Once the creditor has a judgment by default, because the debtor didn’t respond to the summons, they then find the debtor and his/her assets and grab them.  This practice has gone on for many years; however, as of  October 1, 2014, things will change.  Thanks to new rules issued by Judge Lippman, the chief judge of the New York Court of Appeals, new rules will go into effect to protect New Yorkers from being sued on debts.  

Under the new rules, the court will mail a notice to the person being sued.  If the notice is returned by the post office as undeliverable, a default judgment will not be entered.  In addition, there are other new protections being given to those being sued.

The creditor will be required to provide an affidavit that contains “detailed proof in support of default judgment application, including the validity of the debt at issue and the chain of ownership for that debt.”  Also now required will be the original credit agreement and the most recent monthly statements. 

These new requirements will be a great step forward in protecting those being sued.  Currently, creditors are known to take underhanded actions against defendants.  For example, creditors have been known to sue on debts barred by the statute of limitations. 

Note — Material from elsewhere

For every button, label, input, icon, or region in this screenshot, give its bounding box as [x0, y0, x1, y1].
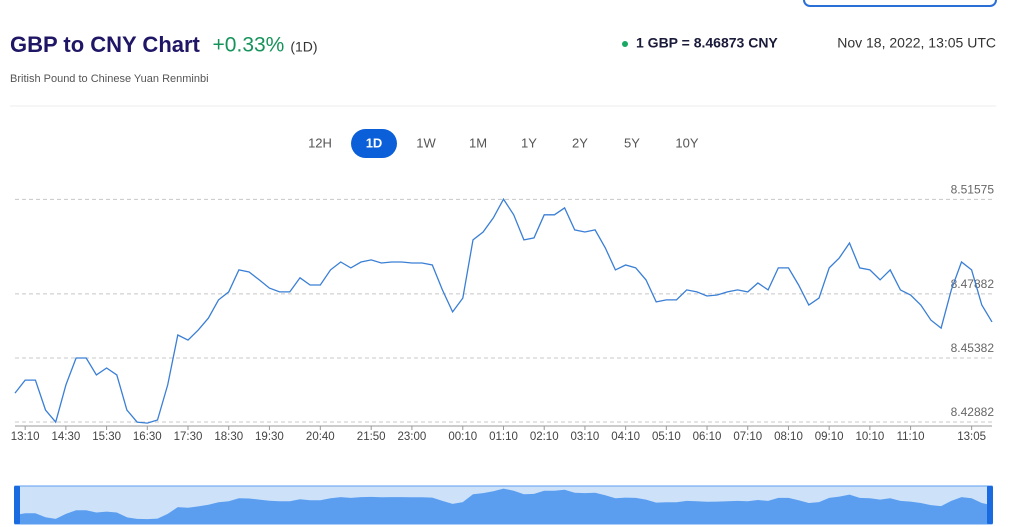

Also, often the party suing is not the original creditor, but instead a party that bought the debt for pennies on the dollar.  This often makes it difficult or impossible for someone being sued to defend him- or herself because of a lack of information on the debt.  Furthermore, since a debt may be sold over and over, it could be possible to be sued more than once for the same debt!

Although these new requirements present increased consumer protection, I note that these new rules have been created by the Court and not the New York legislature.  A bill with these protections has been created this year and in past years by the New York Assembly, but not the Senate.  It would be better to see these protections be passed by Albany.

If you live in a state other than New York, you may have more or fewer protections than that offered by New York.  States in the South and in Republican states tend to offer less protection to consumers.